Turn User Authentication On and enable Two-Factor Authentication/Bio-metrics.
OTP based sign-on and captcha checks are also popular approaches to protect sign-in.

Public Wi-Fi

Even a WebRTC e2e encrypted connection can be tampered with on an insecure Wifi. Even though Man-in-middle cannot decipher message content, they can make out intelligible information from the packet size, frequency, end parties’ IP and ports in signalling, time delay for network detection of remote etc.
For native clients, a precautionary measure is to enable Remote Lock and Data Wipe. Also advised to only use authorized apps to permit sensitive data such as image storage.

Native WebRTC apps

If you use a native WebRTC native app, there are mulitple thinsg that you need to be wary of.

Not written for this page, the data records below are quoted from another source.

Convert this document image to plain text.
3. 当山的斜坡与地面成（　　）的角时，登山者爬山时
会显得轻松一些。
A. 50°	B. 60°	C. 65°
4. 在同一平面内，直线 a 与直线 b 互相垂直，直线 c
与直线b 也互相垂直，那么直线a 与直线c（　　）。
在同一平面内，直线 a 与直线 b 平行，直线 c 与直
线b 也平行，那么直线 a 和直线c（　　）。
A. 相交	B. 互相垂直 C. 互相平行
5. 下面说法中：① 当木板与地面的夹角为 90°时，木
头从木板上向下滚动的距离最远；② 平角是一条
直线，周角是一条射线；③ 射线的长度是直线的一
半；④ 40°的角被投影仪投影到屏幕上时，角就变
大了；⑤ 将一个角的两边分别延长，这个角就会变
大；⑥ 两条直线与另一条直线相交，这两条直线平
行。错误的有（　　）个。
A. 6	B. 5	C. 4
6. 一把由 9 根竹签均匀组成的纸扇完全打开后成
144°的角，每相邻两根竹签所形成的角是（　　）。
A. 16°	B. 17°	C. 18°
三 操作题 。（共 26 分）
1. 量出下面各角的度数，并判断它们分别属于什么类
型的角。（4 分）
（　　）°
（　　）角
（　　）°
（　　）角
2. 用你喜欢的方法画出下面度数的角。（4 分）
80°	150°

Avoid All Jailbreaks : Jail-breaking a smartphone can enable the user to run unverified or unsupported apps, many of these apps carry security vulnerabilities. Majority of security exploits for Apple’s iOS only affect jailbroken iPhones.

Add a Mobile Security App : Mobile security reports shows that mobile operating systems such as iOS and (especially) Android are increasingly becoming targets for malware. Select a reputable mobile security app that extends the built-in security features of the device’s mobile operating system. Some well-known third-party security vendors offering mobile security apps for iOS, Android and Windows Phone – Avast, Kaspersky, Symantec

Also as a good practise Turn off the Bluetooth, Wi-Fi and NFC when not needed.

Information security

Forum : Huawei

Information security ensures that both physical and digital data is protected from unauthorized access, use, disclosure, disruption, modification, inspection, recording or destruction. 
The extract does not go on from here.